#WhyIPMC guest blog by Jonathan Langfield, 10-year PMC rider
Why I PMC? A great question and I hope my story may encourage a reluctant warrior to participate in the future. My story, like many others, is a deeply personal one that began July 19, 1970, the day my older brother David passed away at age 15 from osteosarcoma. I was only six years old at the time and he had been sick for a few years. Quite honestly, I do not have many vivid memories of him, except perhaps for a Christmas home visit or what seemed to be the numerous trips to Boston with my parents to see him, but there seemed to be a special kinship with him as I was often said to be “like Dave” (picky eater, very shy, etc.).
In my childhood, I dreamt of becoming a doctor and finding a cure for cancer. Like many dreams, reality intervened and the best use of my skill set was going into business. I graduated with a degree in accounting, became a CPA and am now a successful partner in a large national CPA firm. I never stopped thinking about how I could help in the fight against cancer. In 1985 my mom was diagnosed with lung cancer and she passed away in July of 1986. So it was with them in mind that I made yearly contributions to the Jimmy Fund and was always willing to help out with that cause. In the mid-90’s I became vaguely aware of an event called the PMC and I was intrigued. It sounded like a great event and I liked riding a bike when I was a kid, so maybe I could participate. However, like my career path, this interest was interrupted by life (marriage, children, and children’s sports).
In 2000 I was bold enough to get a registration ID (at the time it was necessary to have an ID before you actually signed up) but never followed through on actually registering to ride. For one summer, in 2001, I rediscovered a passion for the bike, lost some weight and decided I would sign up. But, I chickened out. It would be too hard and raising $2,900 would be too difficult. And every year when the PMC came along, I would feel guilty about letting another year go by without doing very much for the cause (just donating yearly to the Jimmy Fund). Sometimes I would get caught in the Saturday traffic near Dighton-Rehoboth (the PMC comes within 4 miles of my house) and feel even more guilty about not participating. Then, in May 2009, the wife of one of my partners passed away from cancer. I went sailing with him in August that year, just after the PMC, and in an alcohol-induced euphoria (my sober sister in law was doing much of the sailing), we both pledged to ride the 2010 PMC. I did not mention that pledge to anyone, and as January 2010 approached, I thought our commitment had disappeared like a summer tan. I had not ridden a bike since 2002 and I did not really want to start. But my partner had mentioned our pact to a few other people in the office and they cajoled me into signing up (thank you JoLynn and Marty). Friends thought I was crazy. I had put back on the weight (and then some) and was more suited for the golf course than an unforgiving bike seat.
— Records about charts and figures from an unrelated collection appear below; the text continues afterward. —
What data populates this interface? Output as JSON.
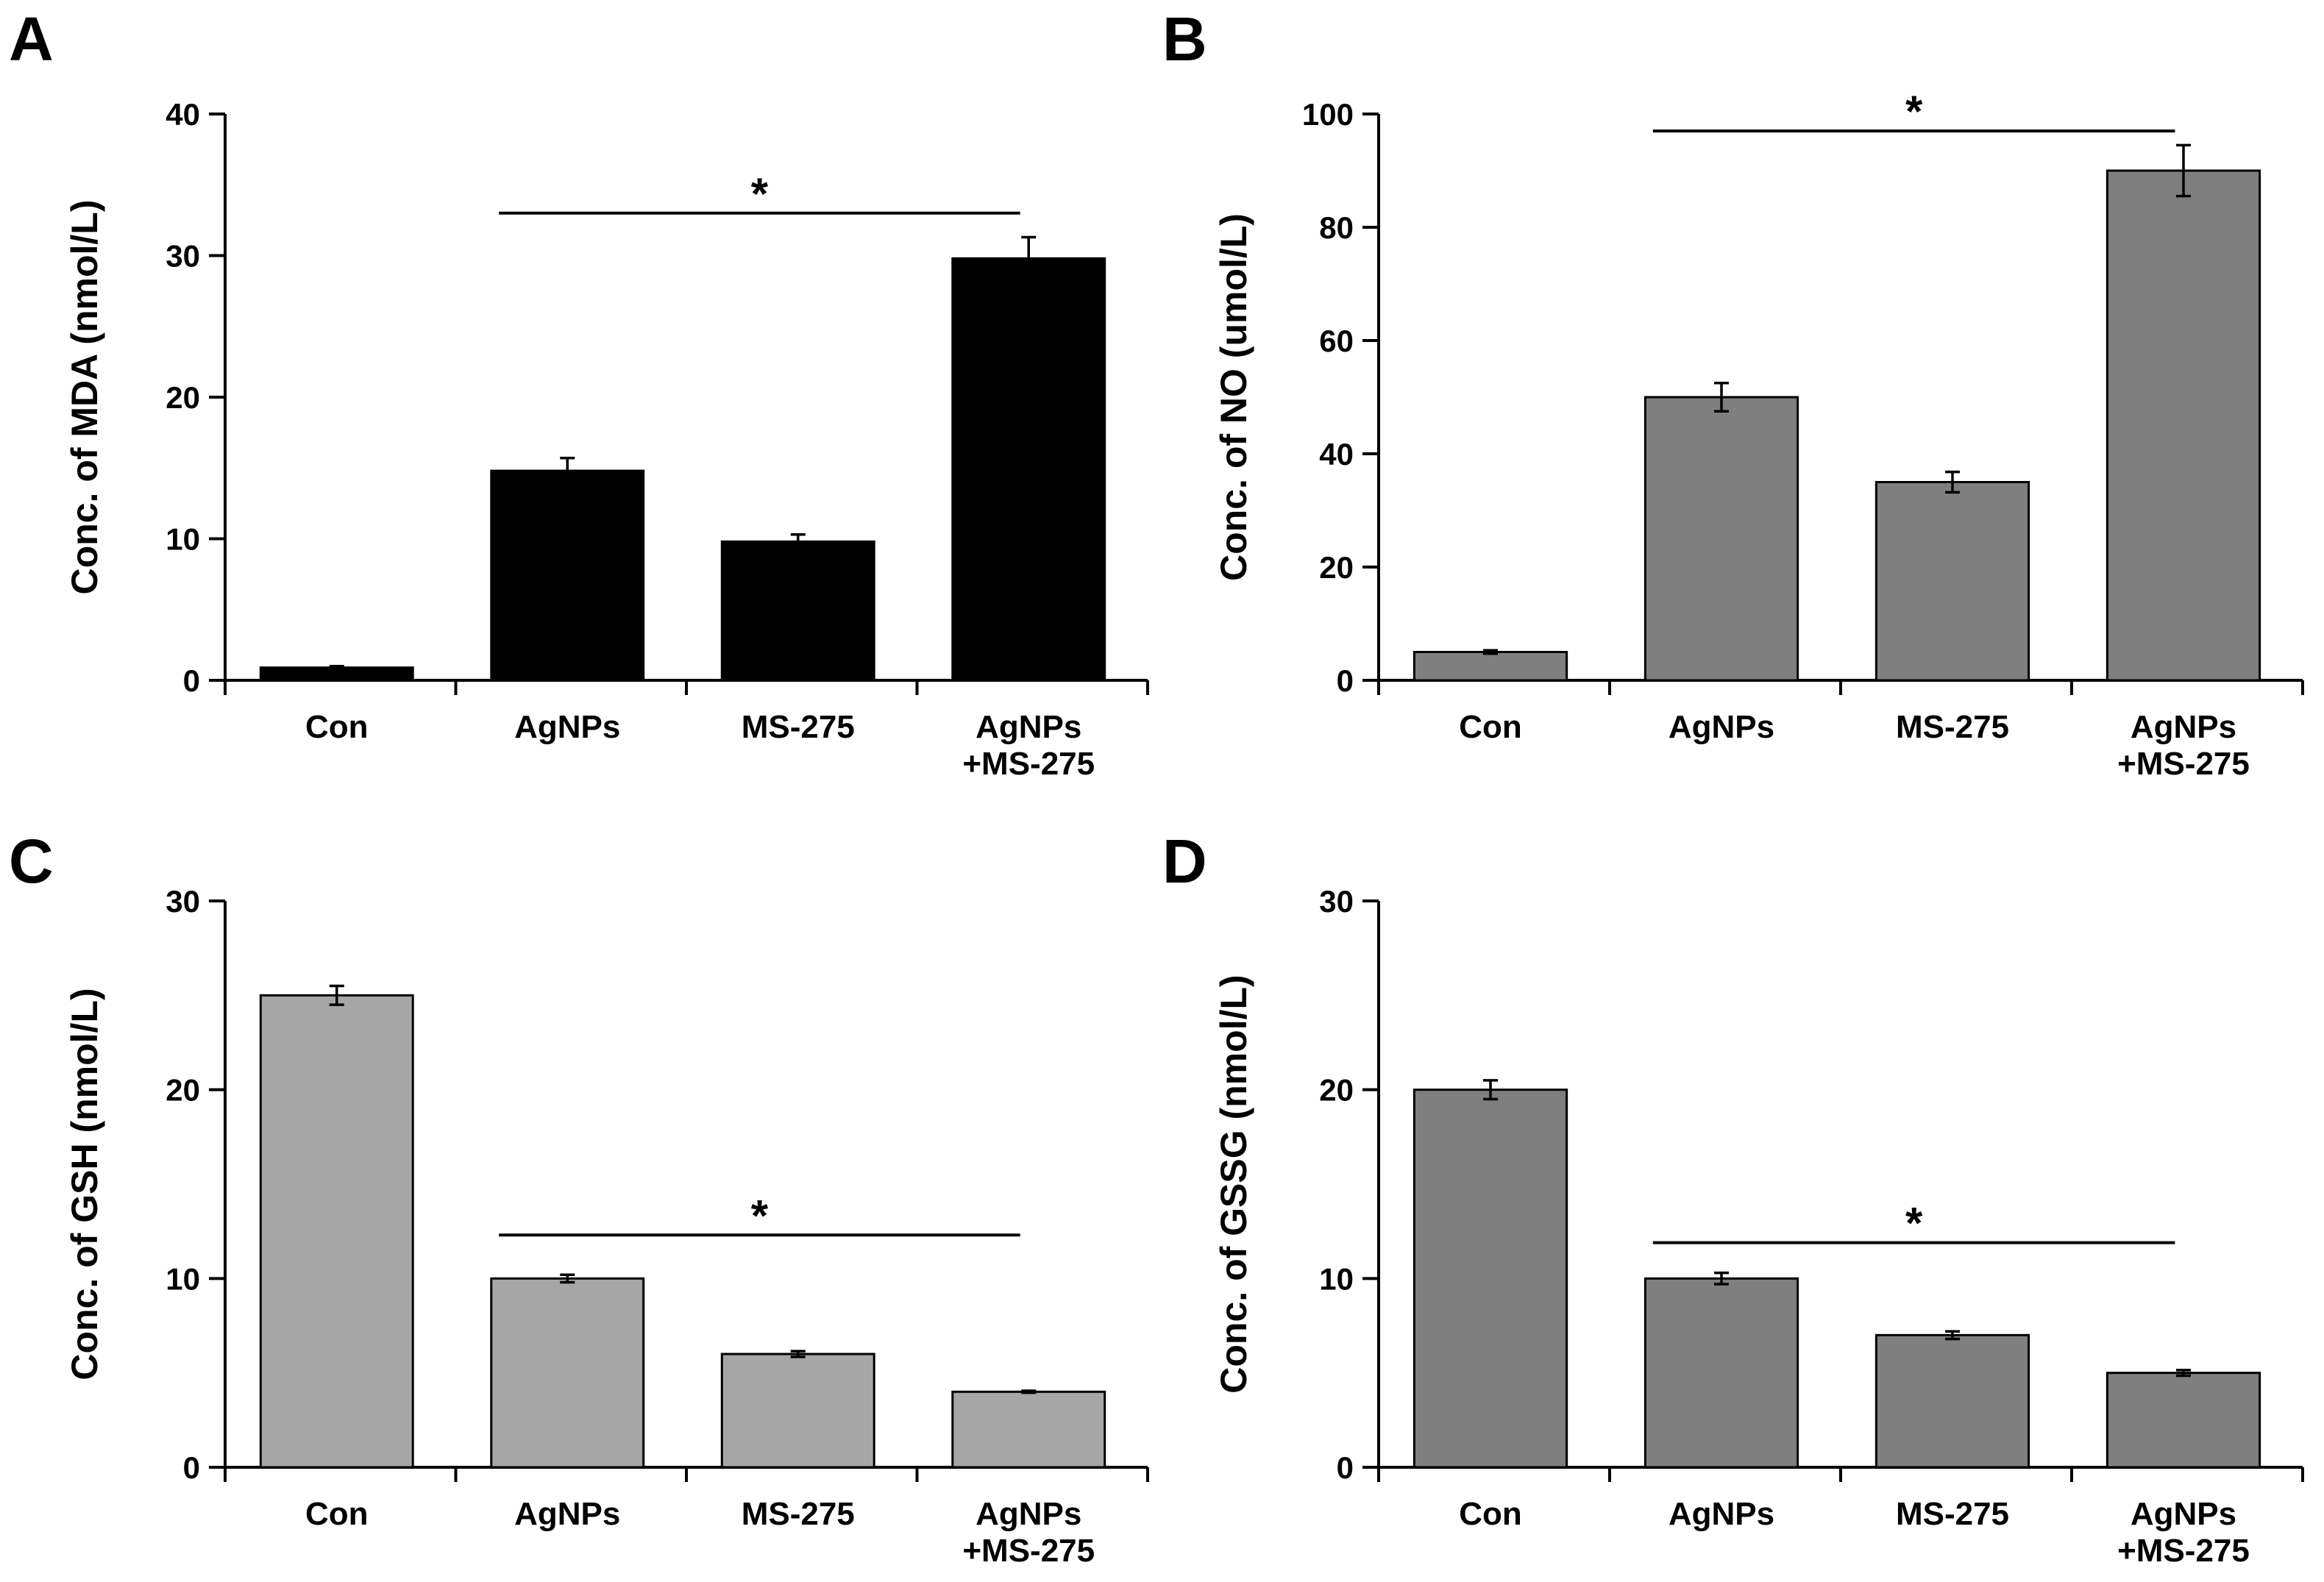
{
  "chart_data": [
    {
      "panel": "A",
      "type": "bar",
      "categories": [
        "Con",
        "AgNPs",
        "MS-275",
        "AgNPs\n+MS-275"
      ],
      "values": [
        0.9,
        14.8,
        9.8,
        29.8
      ],
      "errors": [
        0.1,
        0.9,
        0.5,
        1.5
      ],
      "ylabel": "Conc. of MDA (nmol/L)",
      "ylim": [
        0,
        40
      ],
      "yticks": [
        0,
        10,
        20,
        30,
        40
      ],
      "bar_color": "#000000",
      "significance": {
        "from": 1,
        "to": 3,
        "y": 33,
        "label": "*"
      }
    },
    {
      "panel": "B",
      "type": "bar",
      "categories": [
        "Con",
        "AgNPs",
        "MS-275",
        "AgNPs\n+MS-275"
      ],
      "values": [
        5,
        50,
        35,
        90
      ],
      "errors": [
        0.3,
        2.5,
        1.8,
        4.5
      ],
      "ylabel": "Conc. of NO (umol/L)",
      "ylim": [
        0,
        100
      ],
      "yticks": [
        0,
        20,
        40,
        60,
        80,
        100
      ],
      "bar_color": "#7f7f7f",
      "significance": {
        "from": 1,
        "to": 3,
        "y": 97,
        "label": "*"
      }
    },
    {
      "panel": "C",
      "type": "bar",
      "categories": [
        "Con",
        "AgNPs",
        "MS-275",
        "AgNPs\n+MS-275"
      ],
      "values": [
        25,
        10,
        6,
        4
      ],
      "errors": [
        0.5,
        0.2,
        0.15,
        0.05
      ],
      "ylabel": "Conc. of GSH (nmol/L)",
      "ylim": [
        0,
        30
      ],
      "yticks": [
        0,
        10,
        20,
        30
      ],
      "bar_color": "#a6a6a6",
      "significance": {
        "from": 1,
        "to": 3,
        "y": 12.3,
        "label": "*"
      }
    },
    {
      "panel": "D",
      "type": "bar",
      "categories": [
        "Con",
        "AgNPs",
        "MS-275",
        "AgNPs\n+MS-275"
      ],
      "values": [
        20,
        10,
        7,
        5
      ],
      "errors": [
        0.5,
        0.3,
        0.2,
        0.15
      ],
      "ylabel": "Conc. of GSSG (nmol/L)",
      "ylim": [
        0,
        30
      ],
      "yticks": [
        0,
        10,
        20,
        30
      ],
      "bar_color": "#7f7f7f",
      "significance": {
        "from": 1,
        "to": 3,
        "y": 11.9,
        "label": "*"
      }
    }
  ]
}
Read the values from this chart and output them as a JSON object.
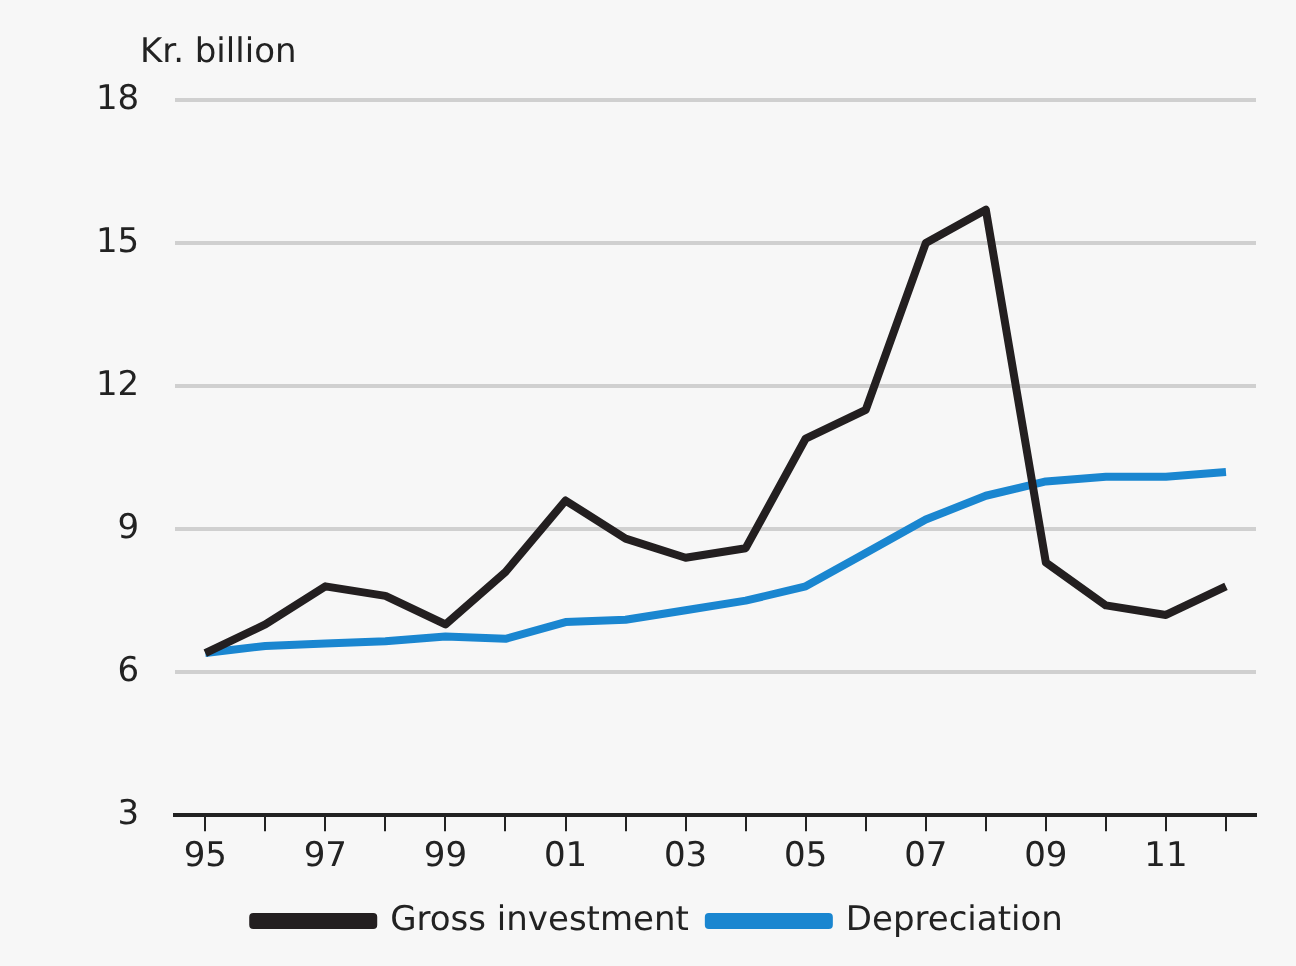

But I said ok and made the commitment for the fundraising (I was at a time in my professional life if I had to fund the then $4,200 commitment I could do it). And a funny thing happened. The first person I asked to contribute gave $200 (I had figured maybe $25 or $50 if I was lucky). What happened over the course of the next seven months amazed me.
I raised $6800 and was a Heavy Hitter that first year (and I have been a top 10% since the inception of that recognition) from many generous friends, colleagues, and clients. It did not take me long to realize everyone has been impacted by cancer and is eager to help out the Jimmy Fund and that sets this event apart. As I trained the first year I started to feel connected to my brother and any pain I incurred was only a fraction of what he and my mom went through. 2010 was an absolutely great year for me to begin participating in the PMC. The crowds were, as always, incredibly enthusiastic and the weather was perfect (low 70’s, no humidity). The ride for this newbie was difficult (I bike from Wellesley), but as I crested the last hill in Truro and could see the Pilgrim Monument in the distance, I thought about Dave and Mom, and the struggles they went through, and shed a tear and thanked them for getting me that far.
So now you know what brought me to the PMC. So why do I continue? I think it can be summed up in Lakeville. When you ride into the water stop there you see the posters of the pedal partners. I ride for them and thousands like them. The last ten years have brought about incredible improvements to care and the next ten years promises even more! So what I thought was going to be a one-year commitment to scratch the itch of the PMC, I am now all in. My partner, alas, fell out after the first year, but I caught the fever and look forward to my 10th ride. My nephew rides from Sturbridge and my niece (an oncology nurse at Dana-Farber) and grandniece volunteer at Dighton-Rehoboth. PMC weekend has become a fixture in my life and it will remain so for a long time. Except for my marriage and children I have to say the PMC experience is one of the most fulfilling of my life. My life has been touched by cancer and I will always remember my brother Dave, my mom, relatives, and my classmates from the Somerset High School class of 1982 who have passed from cancer, family friends, and acquaintances. It is really heartbreaking how this disease touches everyone. That is why I still PMC. We are 10,000 (6,000 riders, 4,000 volunteers) ordinary people doing something extraordinary! Thank you.